現在本屋さんで売られている書籍において、金銭目当てじゃないものは多分ないと思うので、著者の意見だとすべて悪書になってしまいますが、
著者の時代(1800年代)では、金銭目当てじゃない本もあったのでしょう。

ちなみに悪書を読まないようにするために心がけるべきことは以下のようになります。

「したがって読書に際しての心がけとしては、読まずにすます技術が非常に重要である。」
「その技術とは、多数の読者がその都度むさぼり読むものに、我遅れじとばかり、手を出さないことである。」

流行に乗らないことですね。
新しい本が発売されると、本屋で山積みになってるのを見て、その上評判が良さそうな本はついつい手に取ってみたいものです。
しかし著者曰く、それではダメとのことです。

では何を読むべきかと言うと、

「比類なく卓越した精神の持ち主、すなわちあらゆる時代、あらゆる民族の生んだ天才の作品だけを熟度すべきである。
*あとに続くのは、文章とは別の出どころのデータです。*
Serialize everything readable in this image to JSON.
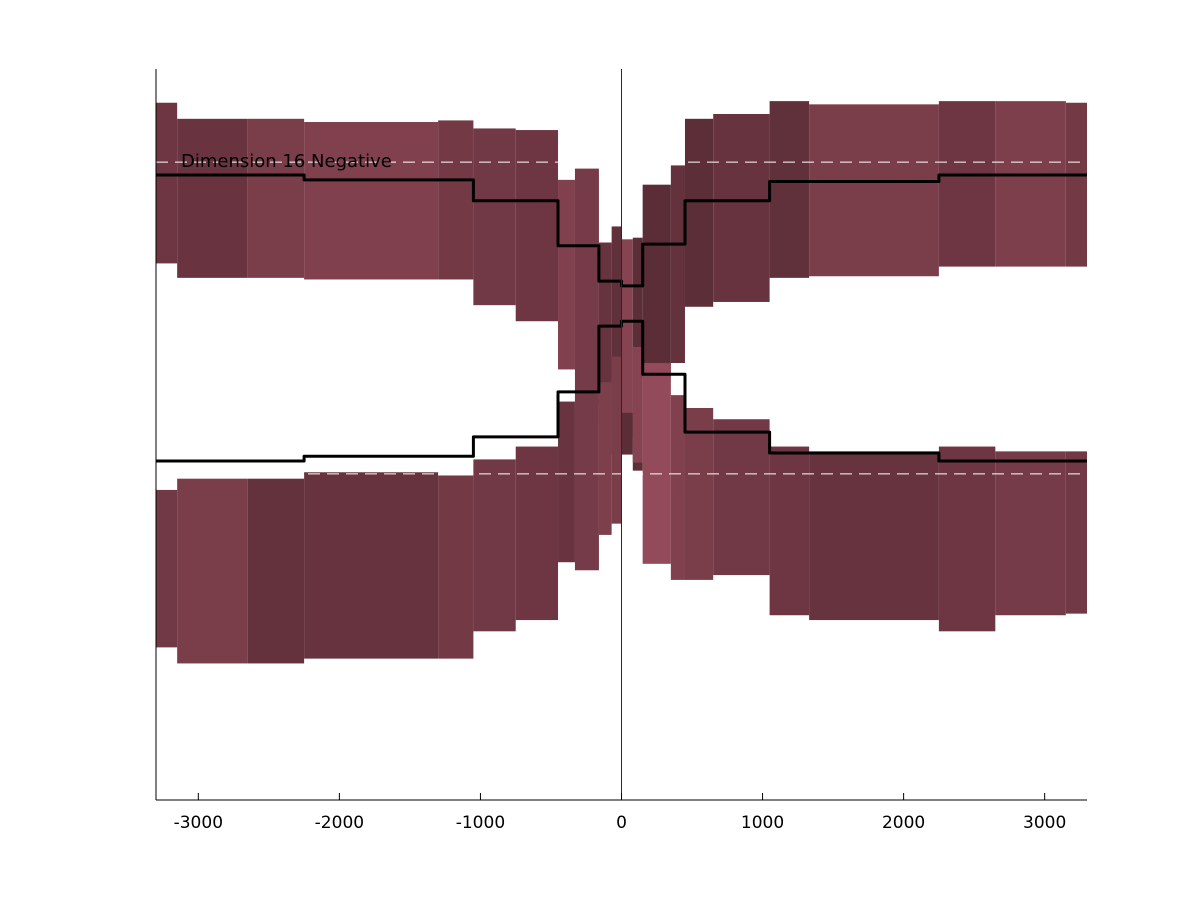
{
  "chart_data": {
    "type": "area",
    "annotation": "Dimension 16 Negative",
    "xlim": [
      -3300,
      3300
    ],
    "ylim": [
      -3.0,
      1.55
    ],
    "xticks": [
      -3000,
      -2000,
      -1000,
      0,
      1000,
      2000,
      3000
    ],
    "xtick_labels": [
      "-3000",
      "-2000",
      "-1000",
      "0",
      "1000",
      "2000",
      "3000"
    ],
    "yaxis_ticks_shown": false,
    "grid": false,
    "reference_lines": {
      "vertical_x": 0,
      "vertical_color": "#1a1aa0",
      "dashed_y": [
        0.97,
        -0.97
      ],
      "dashed_color": "#ffffff"
    },
    "colors": {
      "line": "#000000",
      "band_base": "#80404e"
    },
    "bands": [
      {
        "x0": -3300,
        "x1": -3150,
        "lo": 0.34,
        "hi": 1.34,
        "shade": 0.85
      },
      {
        "x0": -3150,
        "x1": -2650,
        "lo": 0.25,
        "hi": 1.24,
        "shade": 0.82
      },
      {
        "x0": -2650,
        "x1": -2250,
        "lo": 0.25,
        "hi": 1.24,
        "shade": 0.95
      },
      {
        "x0": -2250,
        "x1": -1300,
        "lo": 0.24,
        "hi": 1.22,
        "shade": 1.0
      },
      {
        "x0": -1300,
        "x1": -1050,
        "lo": 0.24,
        "hi": 1.23,
        "shade": 0.9
      },
      {
        "x0": -1050,
        "x1": -750,
        "lo": 0.08,
        "hi": 1.18,
        "shade": 0.88
      },
      {
        "x0": -750,
        "x1": -450,
        "lo": -0.02,
        "hi": 1.17,
        "shade": 0.85
      },
      {
        "x0": -450,
        "x1": -330,
        "lo": -0.32,
        "hi": 0.86,
        "shade": 1.0
      },
      {
        "x0": -330,
        "x1": -160,
        "lo": -0.53,
        "hi": 0.93,
        "shade": 0.92
      },
      {
        "x0": -160,
        "x1": -70,
        "lo": -0.68,
        "hi": 0.47,
        "shade": 0.8
      },
      {
        "x0": -70,
        "x1": 0,
        "lo": -0.85,
        "hi": 0.57,
        "shade": 0.75
      },
      {
        "x0": 0,
        "x1": 80,
        "lo": -0.75,
        "hi": 0.49,
        "shade": 1.05
      },
      {
        "x0": 80,
        "x1": 150,
        "lo": -0.95,
        "hi": 0.5,
        "shade": 0.72
      },
      {
        "x0": 150,
        "x1": 350,
        "lo": -0.37,
        "hi": 0.83,
        "shade": 0.7
      },
      {
        "x0": 350,
        "x1": 450,
        "lo": -0.28,
        "hi": 0.95,
        "shade": 0.78
      },
      {
        "x0": 450,
        "x1": 650,
        "lo": 0.07,
        "hi": 1.24,
        "shade": 0.72
      },
      {
        "x0": 650,
        "x1": 1050,
        "lo": 0.1,
        "hi": 1.27,
        "shade": 0.8
      },
      {
        "x0": 1050,
        "x1": 1330,
        "lo": 0.25,
        "hi": 1.35,
        "shade": 0.75
      },
      {
        "x0": 1330,
        "x1": 2250,
        "lo": 0.26,
        "hi": 1.33,
        "shade": 0.95
      },
      {
        "x0": 2250,
        "x1": 2650,
        "lo": 0.32,
        "hi": 1.35,
        "shade": 0.85
      },
      {
        "x0": 2650,
        "x1": 3150,
        "lo": 0.32,
        "hi": 1.35,
        "shade": 0.98
      },
      {
        "x0": 3150,
        "x1": 3300,
        "lo": 0.32,
        "hi": 1.34,
        "shade": 0.9
      },
      {
        "x0": -3300,
        "x1": -3150,
        "lo": -2.05,
        "hi": -1.07,
        "shade": 0.88
      },
      {
        "x0": -3150,
        "x1": -2650,
        "lo": -2.15,
        "hi": -1.0,
        "shade": 0.95
      },
      {
        "x0": -2650,
        "x1": -2250,
        "lo": -2.15,
        "hi": -1.0,
        "shade": 0.78
      },
      {
        "x0": -2250,
        "x1": -1300,
        "lo": -2.12,
        "hi": -0.96,
        "shade": 0.8
      },
      {
        "x0": -1300,
        "x1": -1050,
        "lo": -2.12,
        "hi": -0.98,
        "shade": 0.9
      },
      {
        "x0": -1050,
        "x1": -750,
        "lo": -1.95,
        "hi": -0.88,
        "shade": 0.88
      },
      {
        "x0": -750,
        "x1": -450,
        "lo": -1.88,
        "hi": -0.8,
        "shade": 0.85
      },
      {
        "x0": -450,
        "x1": -330,
        "lo": -1.52,
        "hi": -0.52,
        "shade": 0.82
      },
      {
        "x0": -330,
        "x1": -160,
        "lo": -1.57,
        "hi": -0.5,
        "shade": 0.92
      },
      {
        "x0": -160,
        "x1": -70,
        "lo": -1.35,
        "hi": -0.4,
        "shade": 0.98
      },
      {
        "x0": -70,
        "x1": 0,
        "lo": -1.28,
        "hi": -0.24,
        "shade": 0.95
      },
      {
        "x0": 0,
        "x1": 80,
        "lo": -0.85,
        "hi": -0.59,
        "shade": 0.7
      },
      {
        "x0": 80,
        "x1": 150,
        "lo": -0.9,
        "hi": -0.18,
        "shade": 1.05
      },
      {
        "x0": 150,
        "x1": 350,
        "lo": -1.53,
        "hi": -0.28,
        "shade": 1.15
      },
      {
        "x0": 350,
        "x1": 450,
        "lo": -1.63,
        "hi": -0.48,
        "shade": 1.0
      },
      {
        "x0": 450,
        "x1": 650,
        "lo": -1.63,
        "hi": -0.56,
        "shade": 0.95
      },
      {
        "x0": 650,
        "x1": 1050,
        "lo": -1.6,
        "hi": -0.63,
        "shade": 0.88
      },
      {
        "x0": 1050,
        "x1": 1330,
        "lo": -1.85,
        "hi": -0.8,
        "shade": 0.85
      },
      {
        "x0": 1330,
        "x1": 2250,
        "lo": -1.88,
        "hi": -0.83,
        "shade": 0.8
      },
      {
        "x0": 2250,
        "x1": 2650,
        "lo": -1.95,
        "hi": -0.8,
        "shade": 0.85
      },
      {
        "x0": 2650,
        "x1": 3150,
        "lo": -1.85,
        "hi": -0.83,
        "shade": 0.92
      },
      {
        "x0": 3150,
        "x1": 3300,
        "lo": -1.84,
        "hi": -0.83,
        "shade": 0.88
      }
    ],
    "series": [
      {
        "x": [
          -3300,
          -2250,
          -2250,
          -1050,
          -1050,
          -450,
          -450,
          -160,
          -160,
          0,
          0,
          150,
          150,
          450,
          450,
          1050,
          1050,
          2250,
          2250,
          3300
        ],
        "y": [
          0.89,
          0.89,
          0.86,
          0.86,
          0.73,
          0.73,
          0.45,
          0.45,
          0.23,
          0.23,
          0.2,
          0.2,
          0.46,
          0.46,
          0.73,
          0.73,
          0.85,
          0.85,
          0.89,
          0.89
        ]
      },
      {
        "x": [
          -3300,
          -2250,
          -2250,
          -1050,
          -1050,
          -450,
          -450,
          -160,
          -160,
          0,
          0,
          150,
          150,
          450,
          450,
          1050,
          1050,
          2250,
          2250,
          3300
        ],
        "y": [
          -0.89,
          -0.89,
          -0.86,
          -0.86,
          -0.74,
          -0.74,
          -0.46,
          -0.46,
          -0.05,
          -0.05,
          -0.02,
          -0.02,
          -0.35,
          -0.35,
          -0.71,
          -0.71,
          -0.84,
          -0.84,
          -0.89,
          -0.89
        ]
      }
    ]
  }
}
」

「古典」を読むべきと著者は述べています。

出版された直後に人気が出たとしても、ずっと続くとは限りません。
本当に良い本は次の世代へも引き継がれていきます。

ちなみにこの「読書について」も古典に分類されると思います。

印象に残った箇所

最後にこの本を読んだ過程で印象に残った部分を紹介します。

「紙に書かれた思想は一般に、砂に残った歩行者の足跡以上のものではないのである。歩行者のたどった道は見える。だが歩行者がその途上で何を見たかを知るには、自分の目を用いなければならない。」

これを読んだときに鳥肌が立ちました。読書ということをあまりにも見事に表現できたからです。
私達は読書によって、著者が私達に伝えたかったこと、著者自身の経験を知ることができます。
しかし結局、著者がたどった結果を知るためには、自分の力だけに頼らなければいけません。

大事なのは「自分」です。

「書物を買いもとめるのは結構なことであろう。ただしついでにそれを読む時間も、買いもとめることができればである。しかし多くのばあい、我々は書物の購入と、その内容の獲得とを混同している。」

最近の悩みの一つです。

「アイデアのつくり方」を読んだ後、「一般的知識」を身につけようと思って、いろいろ本を買ったのですが、読む時間はなかなか確保できません。
少しずつ消化していますが、まとまった時間を確保するのは難しいです。

著者が言っている通り、ただ本を買っただけでは、知識を獲得できません。

学生時代に参考書を買っただけで満足したと思ったことはありませんか?

私は思いました。

参考書をいっぱい買ったのですが、結局ほとんど読みませんでした。

「良書」をどんどん読んでいきましょう。